In order to ensure the compliance of data intermediation services providers with this Regulation, they should have their main establishment in the Union. Where a data intermediation services provider not established in the Union offers services within the Union, it should designate a legal representative. The designation of a legal representative in such cases is necessary, given that such data intermediation services providers handle personal data as well as commercially confidential data, which necessitates the close monitoring of the compliance of data intermediation services providers with this Regulation.
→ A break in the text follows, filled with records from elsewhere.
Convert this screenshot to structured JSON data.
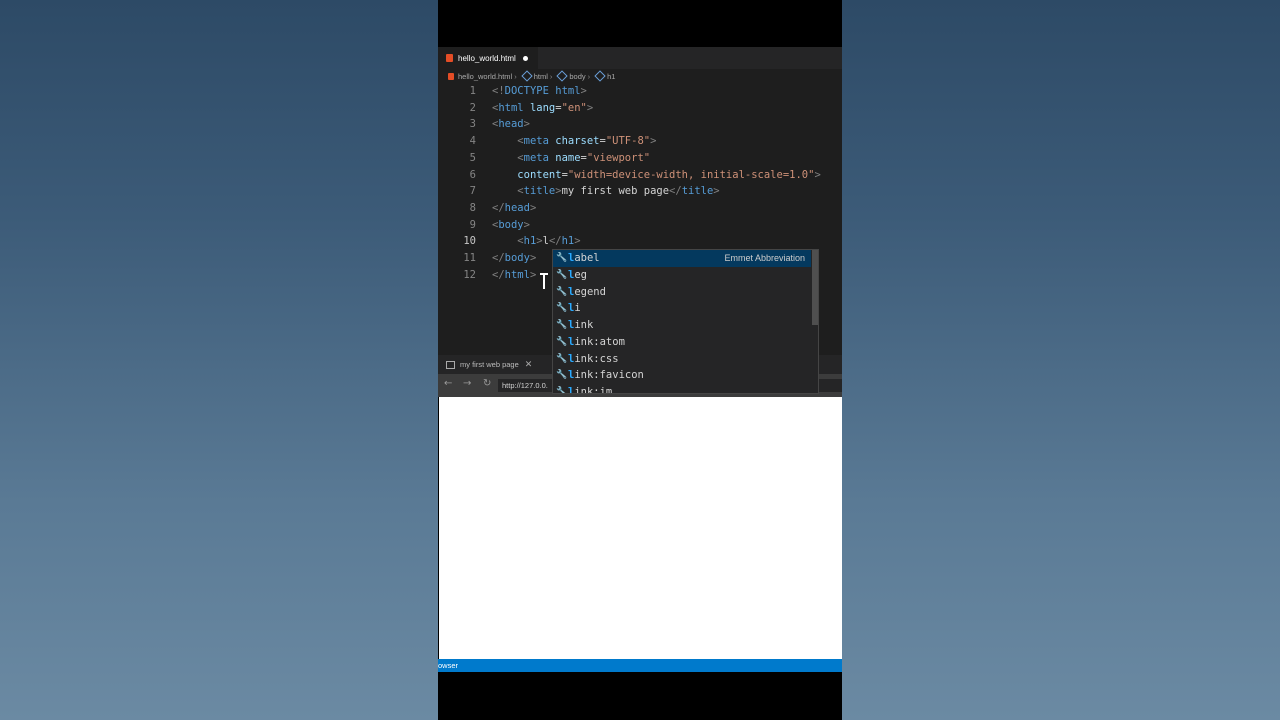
{
  "editor": {
    "tab_label": "hello_world.html",
    "breadcrumb": [
      "hello_world.html",
      "html",
      "body",
      "h1"
    ],
    "active_line": "10",
    "lines": [
      {
        "n": "1",
        "tokens": [
          [
            "p",
            "<!"
          ],
          [
            "dt",
            "DOCTYPE"
          ],
          [
            "t",
            " "
          ],
          [
            "tag",
            "html"
          ],
          [
            "p",
            ">"
          ]
        ]
      },
      {
        "n": "2",
        "tokens": [
          [
            "p",
            "<"
          ],
          [
            "tag",
            "html"
          ],
          [
            "t",
            " "
          ],
          [
            "attr",
            "lang"
          ],
          [
            "t",
            "="
          ],
          [
            "str",
            "\"en\""
          ],
          [
            "p",
            ">"
          ]
        ]
      },
      {
        "n": "3",
        "tokens": [
          [
            "p",
            "<"
          ],
          [
            "tag",
            "head"
          ],
          [
            "p",
            ">"
          ]
        ]
      },
      {
        "n": "4",
        "tokens": [
          [
            "t",
            "    "
          ],
          [
            "p",
            "<"
          ],
          [
            "tag",
            "meta"
          ],
          [
            "t",
            " "
          ],
          [
            "attr",
            "charset"
          ],
          [
            "t",
            "="
          ],
          [
            "str",
            "\"UTF-8\""
          ],
          [
            "p",
            ">"
          ]
        ]
      },
      {
        "n": "5",
        "tokens": [
          [
            "t",
            "    "
          ],
          [
            "p",
            "<"
          ],
          [
            "tag",
            "meta"
          ],
          [
            "t",
            " "
          ],
          [
            "attr",
            "name"
          ],
          [
            "t",
            "="
          ],
          [
            "str",
            "\"viewport\""
          ]
        ]
      },
      {
        "n": "6",
        "tokens": [
          [
            "t",
            "    "
          ],
          [
            "attr",
            "content"
          ],
          [
            "t",
            "="
          ],
          [
            "str",
            "\"width=device-width, initial-scale=1.0\""
          ],
          [
            "p",
            ">"
          ]
        ]
      },
      {
        "n": "7",
        "tokens": [
          [
            "t",
            "    "
          ],
          [
            "p",
            "<"
          ],
          [
            "tag",
            "title"
          ],
          [
            "p",
            ">"
          ],
          [
            "t",
            "my first web page"
          ],
          [
            "p",
            "</"
          ],
          [
            "tag",
            "title"
          ],
          [
            "p",
            ">"
          ]
        ]
      },
      {
        "n": "8",
        "tokens": [
          [
            "p",
            "</"
          ],
          [
            "tag",
            "head"
          ],
          [
            "p",
            ">"
          ]
        ]
      },
      {
        "n": "9",
        "tokens": [
          [
            "p",
            "<"
          ],
          [
            "tag",
            "body"
          ],
          [
            "p",
            ">"
          ]
        ]
      },
      {
        "n": "10",
        "tokens": [
          [
            "t",
            "    "
          ],
          [
            "p",
            "<"
          ],
          [
            "tag",
            "h1"
          ],
          [
            "p",
            ">"
          ],
          [
            "t",
            "l"
          ],
          [
            "p",
            "</"
          ],
          [
            "tag",
            "h1"
          ],
          [
            "p",
            ">"
          ]
        ]
      },
      {
        "n": "11",
        "tokens": [
          [
            "p",
            "</"
          ],
          [
            "tag",
            "body"
          ],
          [
            "p",
            ">"
          ]
        ]
      },
      {
        "n": "12",
        "tokens": [
          [
            "p",
            "</"
          ],
          [
            "tag",
            "html"
          ],
          [
            "p",
            ">"
          ]
        ]
      }
    ]
  },
  "suggest": {
    "detail": "Emmet Abbreviation",
    "items": [
      {
        "match": "l",
        "rest": "abel"
      },
      {
        "match": "l",
        "rest": "eg"
      },
      {
        "match": "l",
        "rest": "egend"
      },
      {
        "match": "l",
        "rest": "i"
      },
      {
        "match": "l",
        "rest": "ink"
      },
      {
        "match": "l",
        "rest": "ink:atom"
      },
      {
        "match": "l",
        "rest": "ink:css"
      },
      {
        "match": "l",
        "rest": "ink:favicon"
      },
      {
        "match": "l",
        "rest": "ink:im"
      }
    ]
  },
  "browser": {
    "tab_label": "my first web page",
    "url": "http://127.0.0."
  },
  "statusbar": {
    "text": "owser"
  }
}
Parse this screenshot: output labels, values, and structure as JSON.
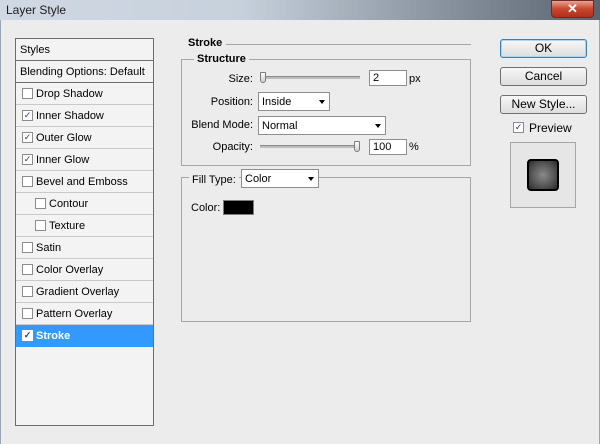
{
  "window": {
    "title": "Layer Style",
    "close_glyph": "✕"
  },
  "styles": {
    "header": "Styles",
    "blending": "Blending Options: Default",
    "items": [
      {
        "label": "Drop Shadow",
        "checked": false,
        "indent": false
      },
      {
        "label": "Inner Shadow",
        "checked": true,
        "indent": false
      },
      {
        "label": "Outer Glow",
        "checked": true,
        "indent": false
      },
      {
        "label": "Inner Glow",
        "checked": true,
        "indent": false
      },
      {
        "label": "Bevel and Emboss",
        "checked": false,
        "indent": false
      },
      {
        "label": "Contour",
        "checked": false,
        "indent": true
      },
      {
        "label": "Texture",
        "checked": false,
        "indent": true
      },
      {
        "label": "Satin",
        "checked": false,
        "indent": false
      },
      {
        "label": "Color Overlay",
        "checked": false,
        "indent": false
      },
      {
        "label": "Gradient Overlay",
        "checked": false,
        "indent": false
      },
      {
        "label": "Pattern Overlay",
        "checked": false,
        "indent": false
      },
      {
        "label": "Stroke",
        "checked": true,
        "indent": false,
        "selected": true
      }
    ]
  },
  "stroke": {
    "title": "Stroke",
    "structure_title": "Structure",
    "size_label": "Size:",
    "size_value": "2",
    "size_unit": "px",
    "size_fraction": 0.0,
    "position_label": "Position:",
    "position_value": "Inside",
    "blend_label": "Blend Mode:",
    "blend_value": "Normal",
    "opacity_label": "Opacity:",
    "opacity_value": "100",
    "opacity_unit": "%",
    "opacity_fraction": 1.0,
    "fill_type_label": "Fill Type:",
    "fill_type_value": "Color",
    "color_label": "Color:",
    "color_value": "#000000"
  },
  "buttons": {
    "ok": "OK",
    "cancel": "Cancel",
    "new_style": "New Style...",
    "preview_label": "Preview",
    "preview_checked": true
  },
  "check_glyph": "✓"
}
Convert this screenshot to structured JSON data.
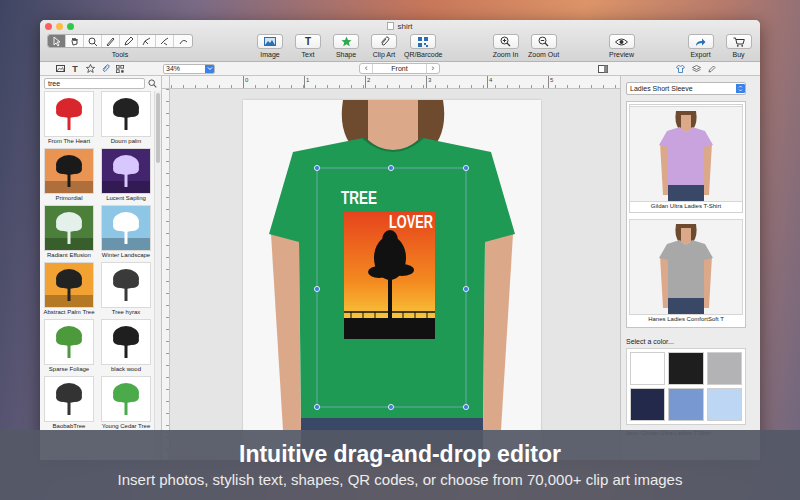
{
  "window": {
    "title": "shirt"
  },
  "toolbar": {
    "tools_label": "Tools",
    "tools": [
      {
        "selected": true
      },
      {
        "selected": false
      },
      {
        "selected": false
      },
      {
        "selected": false
      },
      {
        "selected": false
      },
      {
        "selected": false
      },
      {
        "selected": false
      },
      {
        "selected": false
      }
    ],
    "groups": [
      [
        {
          "label": "Image"
        },
        {
          "label": "Text",
          "glyph": "T"
        },
        {
          "label": "Shape"
        },
        {
          "label": "Clip Art"
        },
        {
          "label": "QR/Barcode"
        }
      ],
      [
        {
          "label": "Zoom In"
        },
        {
          "label": "Zoom Out"
        }
      ],
      [
        {
          "label": "Preview"
        }
      ],
      [
        {
          "label": "Export"
        },
        {
          "label": "Buy"
        }
      ]
    ]
  },
  "library_tabs": [
    {
      "selected": false
    },
    {
      "glyph": "T",
      "selected": false
    },
    {
      "selected": false
    },
    {
      "selected": true
    },
    {
      "selected": false
    }
  ],
  "zoom": {
    "value": "34%"
  },
  "side": {
    "prev": "‹",
    "label": "Front",
    "next": "›"
  },
  "right_tabs": [
    {
      "selected": true
    },
    {
      "selected": false
    },
    {
      "selected": false
    }
  ],
  "rulers": {
    "top": [
      "0",
      "1",
      "2",
      "3",
      "4",
      "5"
    ]
  },
  "library": {
    "search": "tree",
    "items": [
      {
        "label": "From The Heart",
        "selected": false
      },
      {
        "label": "Doum palm",
        "selected": false
      },
      {
        "label": "Primordial",
        "selected": false
      },
      {
        "label": "Lucent Sapling",
        "selected": false
      },
      {
        "label": "Radiant Effusion",
        "selected": false
      },
      {
        "label": "Winter Landscape",
        "selected": false
      },
      {
        "label": "Abstract Palm Tree",
        "selected": false
      },
      {
        "label": "Tree hyrax",
        "selected": false
      },
      {
        "label": "Sparse Foliage",
        "selected": false
      },
      {
        "label": "black wood",
        "selected": false
      },
      {
        "label": "BaobabTree",
        "selected": false
      },
      {
        "label": "Young Cedar Tree",
        "selected": false
      }
    ]
  },
  "design": {
    "texts": [
      "TREE",
      "LOVER"
    ]
  },
  "products": {
    "category": "Ladies Short Sleeve",
    "items": [
      {
        "label": "Gildan Ultra Ladies T-Shirt",
        "color": "#c9a3dd",
        "selected": true
      },
      {
        "label": "Hanes Ladies ComfortSoft T",
        "color": "#a8a8a8",
        "selected": false
      }
    ]
  },
  "colors": {
    "label": "Select a color...",
    "swatches": [
      {
        "color": "#ffffff",
        "selected": false
      },
      {
        "color": "#1e1e1e",
        "selected": false
      },
      {
        "color": "#b3b3b5",
        "selected": false
      },
      {
        "color": "#22294a",
        "selected": false
      },
      {
        "color": "#7898d2",
        "selected": false
      },
      {
        "color": "#bcd6f4",
        "selected": false
      }
    ]
  },
  "item": "Item: Gildan Ultra Ladies T-Shirt",
  "caption": {
    "title": "Intuitive drag-and-drop editor",
    "subtitle": "Insert photos, stylish text, shapes, QR codes, or choose from 70,000+ clip art images"
  }
}
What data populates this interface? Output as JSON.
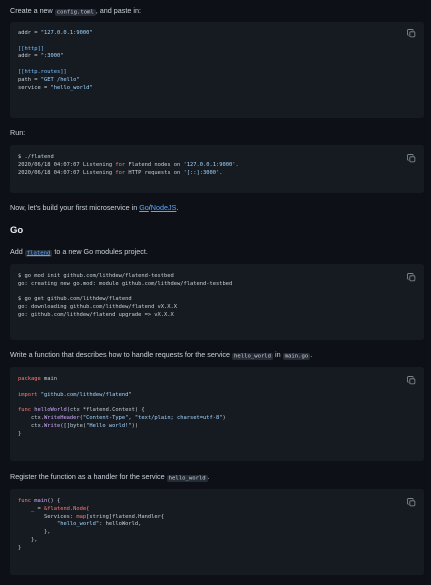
{
  "intro": {
    "before": "Create a new ",
    "file": "config.toml",
    "after": ", and paste in:"
  },
  "config_code": [
    [
      {
        "t": "addr = "
      },
      {
        "t": "\"127.0.0.1:9000\"",
        "c": "s"
      }
    ],
    [
      {
        "t": ""
      }
    ],
    [
      {
        "t": "[[http]]",
        "c": "c"
      }
    ],
    [
      {
        "t": "addr = "
      },
      {
        "t": "\":3000\"",
        "c": "s"
      }
    ],
    [
      {
        "t": ""
      }
    ],
    [
      {
        "t": "[[http.routes]]",
        "c": "c"
      }
    ],
    [
      {
        "t": "path = "
      },
      {
        "t": "\"GET /hello\"",
        "c": "s"
      }
    ],
    [
      {
        "t": "service = "
      },
      {
        "t": "\"hello_world\"",
        "c": "s"
      }
    ]
  ],
  "run_label": "Run:",
  "run_code": [
    [
      {
        "t": "$ ./flatend"
      }
    ],
    [
      {
        "t": "2020/06/18 04:07:07 Listening "
      },
      {
        "t": "for",
        "c": "k"
      },
      {
        "t": " Flatend nodes on "
      },
      {
        "t": "'127.0.0.1:9000'",
        "c": "s"
      },
      {
        "t": "."
      }
    ],
    [
      {
        "t": "2020/06/18 04:07:07 Listening "
      },
      {
        "t": "for",
        "c": "k"
      },
      {
        "t": " HTTP requests on "
      },
      {
        "t": "'[::]:3000'",
        "c": "s"
      },
      {
        "t": "."
      }
    ]
  ],
  "microservice": {
    "before": "Now, let's build your first microservice in ",
    "link_go": "Go",
    "slash": "/",
    "link_node": "NodeJS",
    "after": "."
  },
  "go_heading": "Go",
  "add": {
    "before": "Add ",
    "pkg": "flatend",
    "after": " to a new Go modules project."
  },
  "gomod_code": [
    [
      {
        "t": "$ go mod init github.com/lithdew/flatend-testbed"
      }
    ],
    [
      {
        "t": "go: creating new go.mod: module github.com/lithdew/flatend-testbed"
      }
    ],
    [
      {
        "t": ""
      }
    ],
    [
      {
        "t": "$ go get github.com/lithdew/flatend"
      }
    ],
    [
      {
        "t": "go: downloading github.com/lithdew/flatend vX.X.X"
      }
    ],
    [
      {
        "t": "go: github.com/lithdew/flatend upgrade => vX.X.X"
      }
    ]
  ],
  "write_fn": {
    "before": "Write a function that describes how to handle requests for the service ",
    "service": "hello_world",
    "mid": " in ",
    "file": "main.go",
    "after": "."
  },
  "handler_code": [
    [
      {
        "t": "package",
        "c": "k"
      },
      {
        "t": " main"
      }
    ],
    [
      {
        "t": ""
      }
    ],
    [
      {
        "t": "import",
        "c": "k"
      },
      {
        "t": " "
      },
      {
        "t": "\"github.com/lithdew/flatend\"",
        "c": "s"
      }
    ],
    [
      {
        "t": ""
      }
    ],
    [
      {
        "t": "func",
        "c": "k"
      },
      {
        "t": " "
      },
      {
        "t": "helloWorld",
        "c": "f"
      },
      {
        "t": "(ctx *flatend.Context) {"
      }
    ],
    [
      {
        "t": "    ctx."
      },
      {
        "t": "WriteHeader",
        "c": "f"
      },
      {
        "t": "("
      },
      {
        "t": "\"Content-Type\"",
        "c": "s"
      },
      {
        "t": ", "
      },
      {
        "t": "\"text/plain; charset=utf-8\"",
        "c": "s"
      },
      {
        "t": ")"
      }
    ],
    [
      {
        "t": "    ctx."
      },
      {
        "t": "Write",
        "c": "f"
      },
      {
        "t": "([]byte("
      },
      {
        "t": "\"Hello world!\"",
        "c": "s"
      },
      {
        "t": "))"
      }
    ],
    [
      {
        "t": "}"
      }
    ]
  ],
  "register": {
    "before": "Register the function as a handler for the service ",
    "service": "hello_world",
    "after": "."
  },
  "main_code": [
    [
      {
        "t": "func",
        "c": "k"
      },
      {
        "t": " "
      },
      {
        "t": "main",
        "c": "f"
      },
      {
        "t": "() {"
      }
    ],
    [
      {
        "t": "    _ = "
      },
      {
        "t": "&flatend.Node{",
        "c": "k"
      }
    ],
    [
      {
        "t": "        Services: "
      },
      {
        "t": "map",
        "c": "k"
      },
      {
        "t": "[string]flatend.Handler{"
      }
    ],
    [
      {
        "t": "            "
      },
      {
        "t": "\"hello_world\"",
        "c": "s"
      },
      {
        "t": ": helloWorld,"
      }
    ],
    [
      {
        "t": "        },"
      }
    ],
    [
      {
        "t": "    },"
      }
    ],
    [
      {
        "t": "}"
      }
    ]
  ]
}
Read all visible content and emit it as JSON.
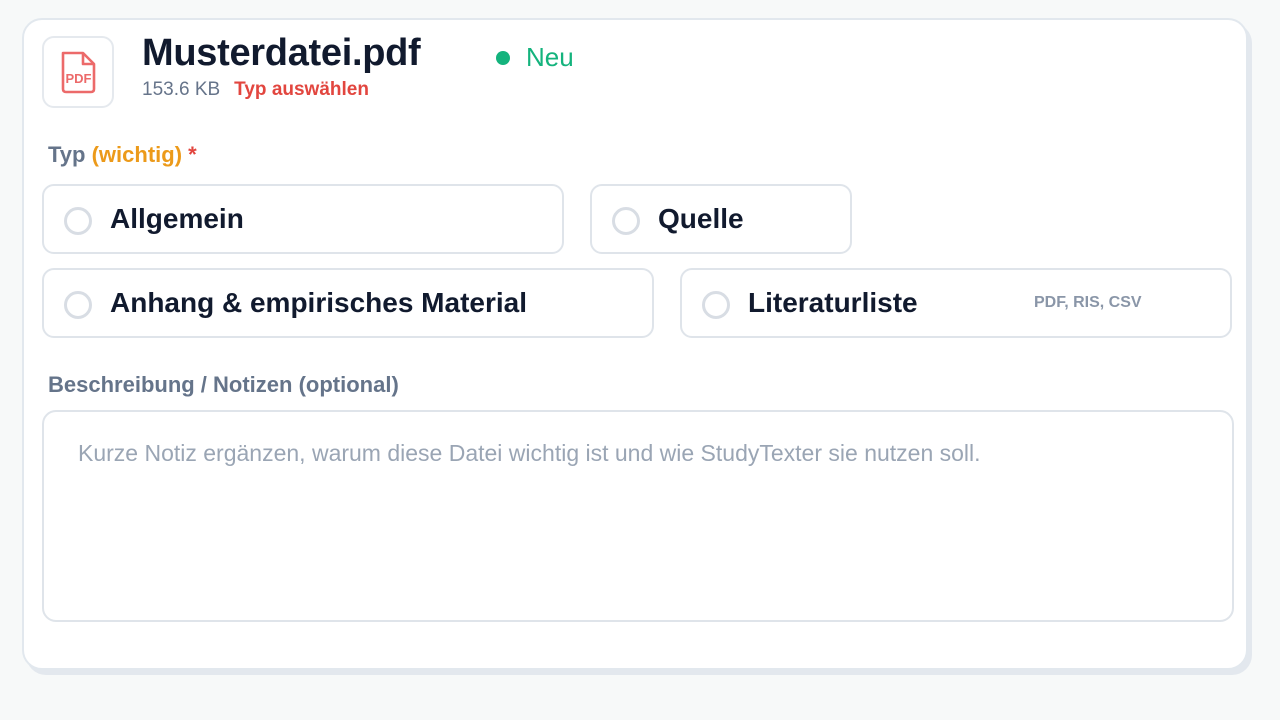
{
  "file": {
    "name": "Musterdatei.pdf",
    "size": "153.6 KB",
    "type_warning": "Typ auswählen",
    "icon": "pdf-file-icon",
    "icon_label": "PDF",
    "status": "Neu",
    "status_color": "#14b37d"
  },
  "type_section": {
    "label": "Typ",
    "hint": "(wichtig)",
    "required_marker": "*",
    "options": [
      {
        "label": "Allgemein",
        "note": "",
        "selected": false
      },
      {
        "label": "Quelle",
        "note": "",
        "selected": false
      },
      {
        "label": "Anhang & empirisches Material",
        "note": "",
        "selected": false
      },
      {
        "label": "Literaturliste",
        "note": "PDF, RIS, CSV",
        "selected": false
      }
    ]
  },
  "description": {
    "label": "Beschreibung / Notizen (optional)",
    "value": "",
    "placeholder": "Kurze Notiz ergänzen, warum diese Datei wichtig ist und wie StudyTexter sie nutzen soll."
  },
  "colors": {
    "accent_warning": "#e2463f",
    "hint": "#ec9a1a",
    "pdf_icon": "#ec6a6a"
  }
}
In order to determine whether such a data intermediation services provider is offering services within the Union, it should be ascertained whether it is apparent that the data intermediation services provider is planning to offer services to persons in one or more Member States. The mere accessibility in the Union of the website or of an email address and other contact details of the data intermediation services provider, or the use of a language generally used in the third country where the data intermediation services provider is established, should be considered to be insufficient to ascertain such an intention. However, factors such as the use of a language or a currency generally used in one or more Member States with the possibility of ordering services in that language, or the mentioning of users who are in the Union, could make it apparent that the data intermediation services provider is planning to offer services within the Union.